A boom in pet insurance
Pet insurance providers have grown tenfold during the last decade to combat these costly visits. Today, 11 companies — including Pets Best Insurance, the Hartville Group and Embrace Pet Insurance — insure dogs, cats and sometimes exotic pets in the U.S. From 1982 until 1997, Veterinary Pet Insurance was the country's only pet insurance agency.
"It's definitely a niche insurance product, and we're seeing a general rise in these specialty insurance products," says Jeanne Salvatore, spokeswoman for the Insurance Information Institute. "The one thing you need to do with all specialty insurance is look at how much it costs and what you would get back."
The majority of providers offer different levels of coverage. The most basic plans protect against accidents and illnesses. Policyholders can purchase more benefits or add wellness coverage to pay for regular expenses such as annual exams, blood work and vaccines. Monthly premiums range from around $15 for a basic plan to about $75 for the most comprehensive coverage, and most policies will reimburse 80% or 90% of a claim.
Dogs are insured four times more frequently than cats, Middleton says. Some of the most common claims for dogs are allergies, swallowed objects, cancer and ear infections, according to ASPCA Pet Insurance and Pets Best Insurance. For cats, kidney disease, cancer and bite wounds were among the top claims, the groups say.
Although pet insurance can offset the costs of pricey treatments, it doesn't cover everything. No plans cover pre-existing conditions, but some companies will cover them after a pet has shown no symptoms for a certain period. Some other common exceptions include genetic disorders, cosmetic surgery and breeding expenses.
But pet insurance hasn't caught on among U.S. pet owners as much as it has in Europe. Only about 1% of the USA's dogs and cats are insured, compared with about a fifth of pets in the U.K
The market is growing, though. In 2009, revenue for all pet insurance plans totaled $303 million — a figure expected to jump to $753 million by 2014, according to a report by Packaged Facts research firm.
Overall, pet insurance policy sales have increased between 8% and 10% annually at different companies, says Kristen Lynch, executive director for the North American Pet Health Insurance Association. Pets Best Insurance has seen a 20% increase in sales each year since it was founded in 2005, Vice President Chris Middleton says. The ASPCA Pet Health Insurance program also grew through the recession and beyond. At Embrace Pet Insurance, plan sales lagged during the recession but have since rebounded, says Alex Krooglik, co-founder and chief marketing officer.
Jack Stephens, who founded both VPI and Pets Best, attributes this increase to two factors: the rising cost of veterinary care and the strengthening bonds between pets and their owners.
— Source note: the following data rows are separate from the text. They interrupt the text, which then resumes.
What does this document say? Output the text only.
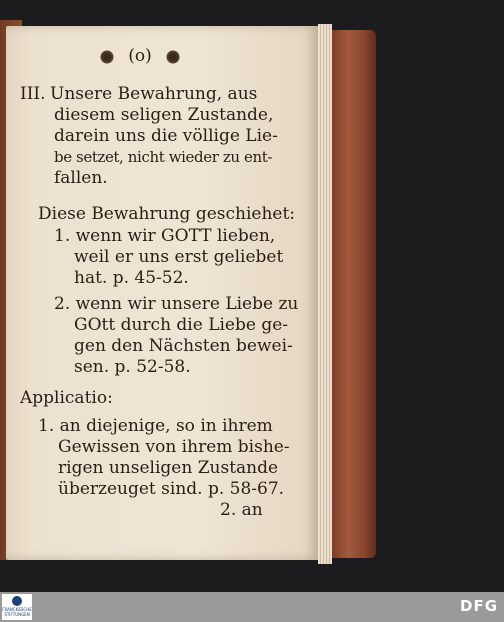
(o)
III. Unsere Bewahrung, aus
diesem seligen Zustande,
darein uns die völlige Lie-
be setzet, nicht wieder zu ent-
fallen.
Diese Bewahrung geschiehet:
1. wenn wir GOTT lieben,
weil er uns erst geliebet
hat. p. 45-52.
2. wenn wir unsere Liebe zu
GOtt durch die Liebe ge-
gen den Nächsten bewei-
sen. p. 52-58.
Applicatio:
1. an diejenige, so in ihrem
Gewissen von ihrem bishe-
rigen unseligen Zustande
überzeuget sind. p. 58-67.
2. an
FRANCKESCHE STIFTUNGEN	DFG
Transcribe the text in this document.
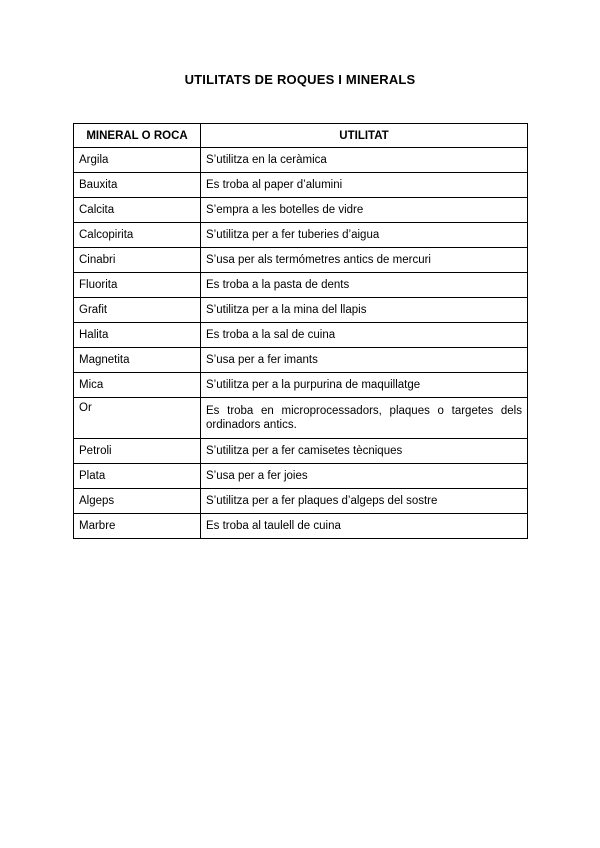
UTILITATS DE ROQUES I MINERALS
MINERAL O ROCA	UTILITAT
Argila	S’utilitza en la ceràmica
Bauxita	Es troba al paper d’alumini
Calcita	S’empra a les botelles de vidre
Calcopirita	S’utilitza per a fer tuberies d’aigua
Cinabri	S’usa per als termómetres antics de mercuri
Fluorita	Es troba a la pasta de dents
Grafit	S’utilitza per a la mina del llapis
Halita	Es troba a la sal de cuina
Magnetita	S’usa per a fer imants
Mica	S’utilitza per a la purpurina de maquillatge
Or	Es troba en microprocessadors, plaques o targetes dels ordinadors antics.
Petroli	S’utilitza per a fer camisetes tècniques
Plata	S’usa per a fer joies
Algeps	S’utilitza per a fer plaques d’algeps del sostre
Marbre	Es troba al taulell de cuina
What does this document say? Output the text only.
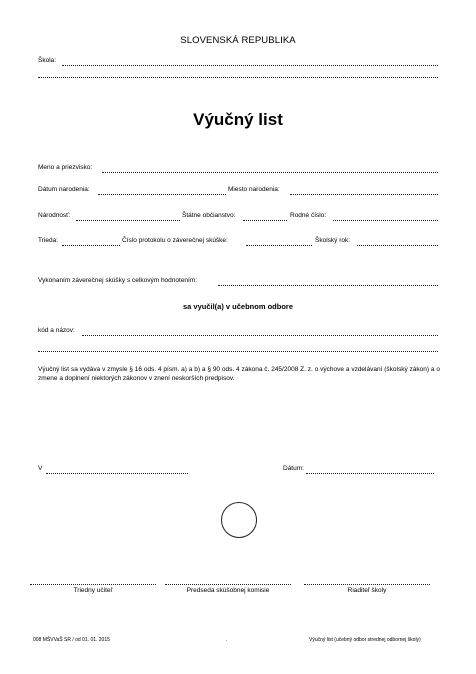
SLOVENSKÁ REPUBLIKA
Škola:
Výučný list
Meno a priezvisko:
Dátum narodenia:	Miesto narodenia:
Národnosť:	Štátne občianstvo:	Rodné číslo:
Trieda:	Číslo protokolu o záverečnej skúške:	Školský rok:
Vykonaním záverečnej skúšky s celkovým hodnotením:
sa vyučil(a) v učebnom odbore
kód a názov:
Výučný list sa vydáva v zmysle § 16 ods. 4 písm. a) a b) a § 90 ods. 4 zákona č. 245/2008 Z. z. o výchove a vzdelávaní (školský zákon) a o zmene a doplnení niektorých zákonov v znení neskorších predpisov.
V	Dátum:
Triedny učiteľ	Predseda skúšobnej komisie	Riaditeľ školy
008 MŠVVaŠ SR / od 01. 01. 2015	.	Výučný list (učebný odbor strednej odbornej školy)
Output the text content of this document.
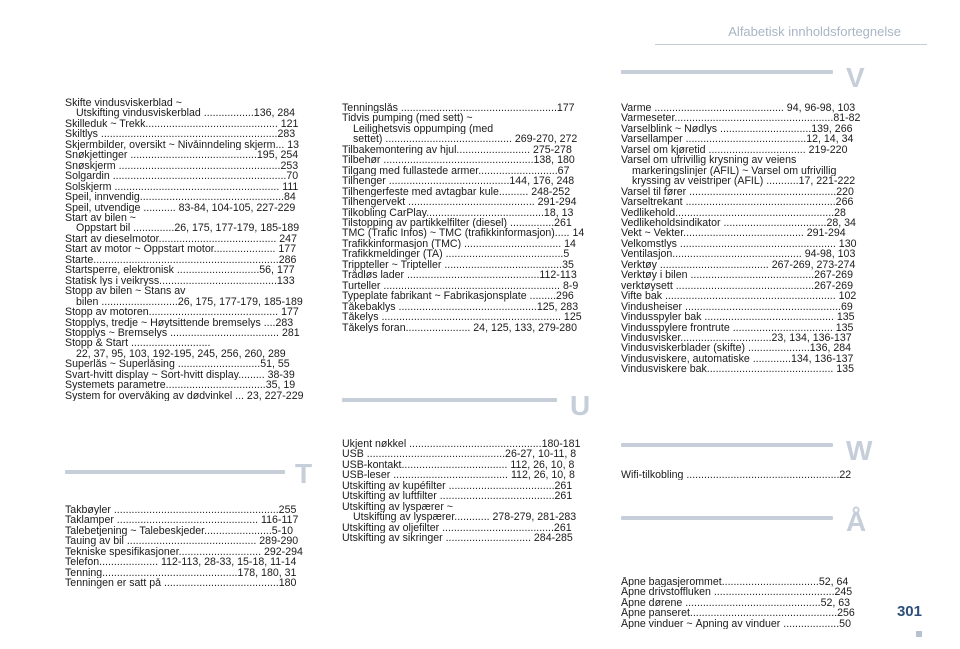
Alfabetisk innholdsfortegnelse
Skifte vindusviskerblad ~
Utskifting vindusviskerblad .................136, 284
Skilleduk ~ Trekk............................................. 121
Skiltlys ............................................................283
Skjermbilder, oversikt ~ Nivåinndeling skjerm... 13
Snøkjettinger ...........................................195, 254
Snøskjerm .......................................................253
Solgardin ...........................................................70
Solskjerm ........................................................ 111
Speil, innvendig.................................................84
Speil, utvendige ........... 83-84, 104-105, 227-229
Start av bilen ~
Oppstart bil ..............26, 175, 177-179, 185-189
Start av dieselmotor........................................ 247
Start av motor ~ Oppstart motor..................... 177
Starte...............................................................286
Startsperre, elektronisk ............................56, 177
Statisk lys i veikryss........................................133
Stopp av bilen ~ Stans av
bilen ..........................26, 175, 177-179, 185-189
Stopp av motoren............................................ 177
Stopplys, tredje ~ Høytsittende bremselys ....283
Stopplys ~ Bremselys ..................................... 281
Stopp & Start ...........................
22, 37, 95, 103, 192-195, 245, 256, 260, 289
Superlås ~ Superlåsing ............................51, 55
Svart-hvitt display ~ Sort-hvitt display......... 38-39
Systemets parametre..................................35, 19
System for overvåking av dødvinkel ... 23, 227-229
T
Takbøyler ........................................................255
Taklamper ................................................ 116-117
Talebetjening ~ Talebeskjeder.......................5-10
Tauing av bil ............................................ 289-290
Tekniske spesifikasjoner............................ 292-294
Telefon.................... 112-113, 28-33, 15-18, 11-14
Tenning..............................................178, 180, 31
Tenningen er satt på .......................................180
Tenningslås .....................................................177
Tidvis pumping (med sett) ~
Leilighetsvis oppumping (med
settet) ........................................... 269-270, 272
Tilbakemontering av hjul......................... 275-278
Tilbehør ...................................................138, 180
Tilgang med fullastede armer...........................67
Tilhenger .........................................144, 176, 248
Tilhengerfeste med avtagbar kule.......... 248-252
Tilhengervekt ........................................... 291-294
Tilkobling CarPlay........................................18, 13
Tilstopping av partikkelfilter (diesel) ...............261
TMC (Trafic Infos) ~ TMC (trafikkinformasjon)..... 14
Trafikkinformasjon (TMC) ................................. 14
Trafikkmeldinger (TA) ........................................5
Trippteller ~ Tripteller ........................................35
Trådløs lader .............................................112-113
Turteller ............................................................ 8-9
Typeplate fabrikant ~ Fabrikasjonsplate .........296
Tåkebaklys ...............................................125, 283
Tåkelys ............................................................. 125
Tåkelys foran...................... 24, 125, 133, 279-280
U
Ukjent nøkkel .............................................180-181
USB ...............................................26-27, 10-11, 8
USB-kontakt.................................... 112, 26, 10, 8
USB-leser ....................................... 112, 26, 10, 8
Utskifting av kupéfilter ....................................261
Utskifting av luftfilter .......................................261
Utskifting av lyspærer ~
Utskifting av lyspærer............ 278-279, 281-283
Utskifting av oljefilter ......................................261
Utskifting av sikringer ............................. 284-285
V
Varme ............................................ 94, 96-98, 103
Varmeseter......................................................81-82
Varselblink ~ Nødlys ...............................139, 266
Varsellamper .........................................12, 14, 34
Varsel om kjøretid ................................. 219-220
Varsel om ufrivillig krysning av veiens
markeringslinjer (AFIL) ~ Varsel om ufrivillig
kryssing av veistriper (AFIL) ...........17, 221-222
Varsel til fører ..................................................220
Varseltrekant ...................................................266
Vedlikehold......................................................28
Vedlikeholdsindikator ...................................28, 34
Vekt ~ Vekter......................................... 291-294
Velkomstlys ..................................................... 130
Ventilasjon............................................ 94-98, 103
Verktøy ..................................... 267-269, 273-274
Verktøy i bilen ..........................................267-269
verktøysett ...............................................267-269
Vifte bak .......................................................... 102
Vindusheiser .....................................................69
Vindusspyler bak ............................................ 135
Vindusspylere frontrute .................................. 135
Vindusvisker...............................23, 134, 136-137
Vindusviskerblader (skifte) .....................136, 284
Vindusviskere, automatiske .............134, 136-137
Vindusviskere bak........................................... 135
W
Wifi-tilkobling ....................................................22
Å
Åpne bagasjerommet.................................52, 64
Åpne drivstoffluken .........................................245
Åpne dørene ..............................................52, 63
Åpne panseret..................................................256
Åpne vinduer ~ Åpning av vinduer ...................50
301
"At the point where you're starting to view your pet as a member of the family, your sense of responsibility to that animal grows incredibly," Middleton says.
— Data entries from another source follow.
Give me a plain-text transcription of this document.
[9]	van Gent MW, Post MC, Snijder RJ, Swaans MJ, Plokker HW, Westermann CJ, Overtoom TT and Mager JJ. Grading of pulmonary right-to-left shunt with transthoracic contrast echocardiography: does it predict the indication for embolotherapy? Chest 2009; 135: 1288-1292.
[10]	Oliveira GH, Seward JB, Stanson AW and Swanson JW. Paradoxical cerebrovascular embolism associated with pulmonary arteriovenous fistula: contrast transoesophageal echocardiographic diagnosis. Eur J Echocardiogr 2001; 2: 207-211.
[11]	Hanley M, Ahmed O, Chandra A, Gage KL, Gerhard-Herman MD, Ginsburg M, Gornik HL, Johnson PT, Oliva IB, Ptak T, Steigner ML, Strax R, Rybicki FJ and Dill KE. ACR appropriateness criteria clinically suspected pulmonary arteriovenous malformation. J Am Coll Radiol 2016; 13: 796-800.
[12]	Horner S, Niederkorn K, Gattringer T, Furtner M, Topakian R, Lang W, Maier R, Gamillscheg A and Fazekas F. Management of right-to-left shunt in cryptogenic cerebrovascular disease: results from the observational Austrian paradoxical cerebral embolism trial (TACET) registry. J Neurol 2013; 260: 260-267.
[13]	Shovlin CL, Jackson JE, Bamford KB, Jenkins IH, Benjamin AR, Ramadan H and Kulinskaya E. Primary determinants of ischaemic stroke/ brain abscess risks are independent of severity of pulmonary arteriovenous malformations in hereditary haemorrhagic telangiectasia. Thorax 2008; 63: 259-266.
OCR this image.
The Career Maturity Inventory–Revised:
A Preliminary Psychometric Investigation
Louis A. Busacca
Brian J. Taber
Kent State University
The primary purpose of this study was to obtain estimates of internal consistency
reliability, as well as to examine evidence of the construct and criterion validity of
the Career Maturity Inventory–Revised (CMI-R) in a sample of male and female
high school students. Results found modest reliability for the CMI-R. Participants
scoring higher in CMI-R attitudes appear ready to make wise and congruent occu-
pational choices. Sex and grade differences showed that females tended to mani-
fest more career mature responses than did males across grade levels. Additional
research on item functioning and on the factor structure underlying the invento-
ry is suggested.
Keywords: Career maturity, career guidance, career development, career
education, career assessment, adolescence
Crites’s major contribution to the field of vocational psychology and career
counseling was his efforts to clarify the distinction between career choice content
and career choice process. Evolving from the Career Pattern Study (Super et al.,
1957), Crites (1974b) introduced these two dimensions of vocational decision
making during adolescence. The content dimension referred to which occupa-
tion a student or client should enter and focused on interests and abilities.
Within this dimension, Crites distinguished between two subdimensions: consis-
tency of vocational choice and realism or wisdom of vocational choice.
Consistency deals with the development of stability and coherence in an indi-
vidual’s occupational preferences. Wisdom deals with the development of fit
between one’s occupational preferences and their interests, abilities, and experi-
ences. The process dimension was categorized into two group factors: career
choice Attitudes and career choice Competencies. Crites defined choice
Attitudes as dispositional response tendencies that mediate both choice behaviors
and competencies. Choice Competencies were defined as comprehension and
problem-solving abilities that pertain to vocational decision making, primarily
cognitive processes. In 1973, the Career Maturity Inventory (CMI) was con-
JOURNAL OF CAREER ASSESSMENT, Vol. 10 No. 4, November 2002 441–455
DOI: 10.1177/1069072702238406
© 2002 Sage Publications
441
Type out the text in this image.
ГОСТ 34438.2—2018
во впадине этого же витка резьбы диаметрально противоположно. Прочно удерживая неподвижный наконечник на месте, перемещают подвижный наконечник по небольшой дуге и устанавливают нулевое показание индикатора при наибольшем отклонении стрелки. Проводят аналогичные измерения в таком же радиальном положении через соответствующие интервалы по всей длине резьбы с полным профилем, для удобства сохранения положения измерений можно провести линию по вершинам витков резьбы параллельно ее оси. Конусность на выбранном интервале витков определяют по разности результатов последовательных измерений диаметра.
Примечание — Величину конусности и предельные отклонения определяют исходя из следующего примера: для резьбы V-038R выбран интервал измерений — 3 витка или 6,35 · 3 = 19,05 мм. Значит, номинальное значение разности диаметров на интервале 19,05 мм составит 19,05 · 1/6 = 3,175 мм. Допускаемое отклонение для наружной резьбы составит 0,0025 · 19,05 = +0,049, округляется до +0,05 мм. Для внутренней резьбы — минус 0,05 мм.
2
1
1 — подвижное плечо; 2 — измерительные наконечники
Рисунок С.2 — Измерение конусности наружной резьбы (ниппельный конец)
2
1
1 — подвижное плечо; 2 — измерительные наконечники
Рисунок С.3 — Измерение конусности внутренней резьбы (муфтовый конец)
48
As veterinary medicine becomes more akin to human medicine, the costs associated with it continue to rise. Treatments and surgeries once reserved for people — such as chemotherapy, organ transplants and acupuncture — have made their way into the animal kingdom, along with hefty price tags.
In 2011, Americans spent an estimated $50.8 billion on their pets, and more than a quarter of those expenses — $14.1 billion — came in the form of vet bills, according to the American Pet Products Association. That's up about a third since 2007, when vet fees totaled $10.1 billion, the APPA reports.
Because "pets are becoming like our children," Stephens says, the money we devote to them is steadily rising.
"They want to have health insurance for their whole family, and most people consider their pet as part of the family," Salvatore says. "You don't want to have to make a heartbreaking decision if the pet could be saved but you don't have the money."
Pet insurance isn't the only financial product designed to keep pets healthy. Discount programs offered by companies such as PetSmart's Banfield Pet Hospital, Pet Assure and United Pet Care charge monthly fees and provide discounted veterinary care to members. And animal hospitals are making their own moves — such as forming health management organizations or offering loans — to assist pet owners.
Industry representatives predict pet insurance will catch on as pet owners look for ways to protect themselves from rising vet bills.
"You never know what happens," Kaciban says.